Ponds, wetlands, bogs and unnamed spring runs — all the water from this preserve flows to Wallenpaupack Creek and then to the Lackawaxen River, before reaching the Delaware. The majestic Delaware River flows past Philadelphia to Delaware Bay, where it pours into the Atlantic Ocean near Cape May. The land drained by the Delaware is home to 7.3 million people, and provides drinking water for twice that many.

So conserving land such as Lacawac Sanctuary protects more than Lake Lacawac itself — it protects drinking water for millions.

The morning was fading. I finally made it to Lake Lacawac, taking a mile loop from the trailhead that started out easy and quickly became demanding. The lake is a 52-acre vestige of our very ancient past. It has been called “the southernmost unpolluted glacial lake in North America.” Its waters are so pure that today it is a center of international research on preserving and protecting lakes.

I’ve only scratched the surface of this ice-created wonder of a place, and will surely be back.

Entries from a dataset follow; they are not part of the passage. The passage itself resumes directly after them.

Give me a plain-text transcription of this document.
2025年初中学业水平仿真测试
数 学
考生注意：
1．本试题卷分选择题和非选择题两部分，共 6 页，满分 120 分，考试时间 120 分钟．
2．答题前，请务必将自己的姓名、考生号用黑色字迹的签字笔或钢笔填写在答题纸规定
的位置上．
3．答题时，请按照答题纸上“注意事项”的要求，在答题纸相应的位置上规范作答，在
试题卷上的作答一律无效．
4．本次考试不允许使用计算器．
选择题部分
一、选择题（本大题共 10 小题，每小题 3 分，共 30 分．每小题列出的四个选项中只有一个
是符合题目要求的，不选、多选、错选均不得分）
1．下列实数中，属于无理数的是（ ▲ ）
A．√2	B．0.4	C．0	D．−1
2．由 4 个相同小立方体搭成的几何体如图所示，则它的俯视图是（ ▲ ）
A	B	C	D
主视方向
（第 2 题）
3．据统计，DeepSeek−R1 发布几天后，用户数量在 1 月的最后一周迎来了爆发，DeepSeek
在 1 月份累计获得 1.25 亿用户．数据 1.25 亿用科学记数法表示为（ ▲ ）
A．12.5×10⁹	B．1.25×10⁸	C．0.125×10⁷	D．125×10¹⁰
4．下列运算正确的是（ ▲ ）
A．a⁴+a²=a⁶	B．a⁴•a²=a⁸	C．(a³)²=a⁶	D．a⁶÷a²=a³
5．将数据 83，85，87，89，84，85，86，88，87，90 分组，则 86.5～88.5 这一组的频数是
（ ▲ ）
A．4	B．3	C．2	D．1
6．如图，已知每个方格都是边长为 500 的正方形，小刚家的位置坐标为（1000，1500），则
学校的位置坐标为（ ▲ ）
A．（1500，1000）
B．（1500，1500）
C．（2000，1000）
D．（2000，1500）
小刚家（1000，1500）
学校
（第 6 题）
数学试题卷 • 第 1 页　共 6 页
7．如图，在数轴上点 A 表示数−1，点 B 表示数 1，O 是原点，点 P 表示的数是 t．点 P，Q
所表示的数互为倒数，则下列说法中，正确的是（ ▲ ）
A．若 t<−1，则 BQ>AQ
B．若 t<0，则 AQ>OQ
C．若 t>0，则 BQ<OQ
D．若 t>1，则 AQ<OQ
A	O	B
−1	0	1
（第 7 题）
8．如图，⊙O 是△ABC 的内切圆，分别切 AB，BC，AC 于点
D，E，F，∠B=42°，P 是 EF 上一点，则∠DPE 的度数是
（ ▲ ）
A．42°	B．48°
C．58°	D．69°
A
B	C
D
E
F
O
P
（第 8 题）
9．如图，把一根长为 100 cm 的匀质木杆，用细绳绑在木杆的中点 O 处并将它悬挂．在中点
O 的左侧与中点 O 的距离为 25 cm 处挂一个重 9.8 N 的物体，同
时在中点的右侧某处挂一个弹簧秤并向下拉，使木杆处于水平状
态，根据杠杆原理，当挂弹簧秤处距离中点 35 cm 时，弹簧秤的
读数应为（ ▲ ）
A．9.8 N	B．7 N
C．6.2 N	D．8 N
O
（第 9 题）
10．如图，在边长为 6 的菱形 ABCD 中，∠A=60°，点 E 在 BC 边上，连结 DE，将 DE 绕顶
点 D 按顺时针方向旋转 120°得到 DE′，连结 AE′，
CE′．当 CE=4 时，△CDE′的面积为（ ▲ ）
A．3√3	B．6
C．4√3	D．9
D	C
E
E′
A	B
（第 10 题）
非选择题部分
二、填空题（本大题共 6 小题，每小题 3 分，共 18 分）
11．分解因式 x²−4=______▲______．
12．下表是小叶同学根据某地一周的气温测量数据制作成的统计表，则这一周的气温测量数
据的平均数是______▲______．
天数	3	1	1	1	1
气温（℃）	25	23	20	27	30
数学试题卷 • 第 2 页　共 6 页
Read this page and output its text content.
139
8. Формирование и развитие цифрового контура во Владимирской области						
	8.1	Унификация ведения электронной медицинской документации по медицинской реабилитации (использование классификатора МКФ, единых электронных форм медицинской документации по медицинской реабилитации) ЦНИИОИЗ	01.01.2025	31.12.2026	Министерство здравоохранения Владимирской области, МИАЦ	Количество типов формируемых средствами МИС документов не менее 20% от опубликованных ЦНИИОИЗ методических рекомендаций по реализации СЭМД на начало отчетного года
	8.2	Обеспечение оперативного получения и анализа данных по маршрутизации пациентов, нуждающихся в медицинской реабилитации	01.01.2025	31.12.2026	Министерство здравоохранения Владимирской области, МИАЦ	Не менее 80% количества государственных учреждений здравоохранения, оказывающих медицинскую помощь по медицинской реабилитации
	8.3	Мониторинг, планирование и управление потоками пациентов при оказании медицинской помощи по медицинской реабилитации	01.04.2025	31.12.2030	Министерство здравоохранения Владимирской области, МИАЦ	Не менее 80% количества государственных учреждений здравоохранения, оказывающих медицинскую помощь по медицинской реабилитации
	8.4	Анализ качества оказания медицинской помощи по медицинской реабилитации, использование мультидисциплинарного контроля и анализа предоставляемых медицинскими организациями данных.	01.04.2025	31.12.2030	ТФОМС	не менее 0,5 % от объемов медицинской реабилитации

Carol Hillestad is a hike leader and writer for Get Outdoors Poconos, a grant-funded series administered by Brodhead Watershed Association.

Comments from other hikers:

JOHN of New Jersey: Great hike. Wonderful spot. Will go back. Thanks!

LINDA: The trails were very well marked. Definitely a hike to return to, and explore the other trails!

FRED of Pocono Pines: Such nicely groomed trails.

PATTI of Canadensis: Great hike; thanks for sharing another amazing place to revisit!

ANONYMOUS: The deep woods experience of walking these trails was an unbelievable adventure. We saw some very pretty mushrooms (poisonous, I’m sure), and two orange salamanders or newts. We are still wondering what those were! It was peaceful and just a little spooky: probably my imagination, but I’m from Washington state, where cougars and bears share some of the reserved lands.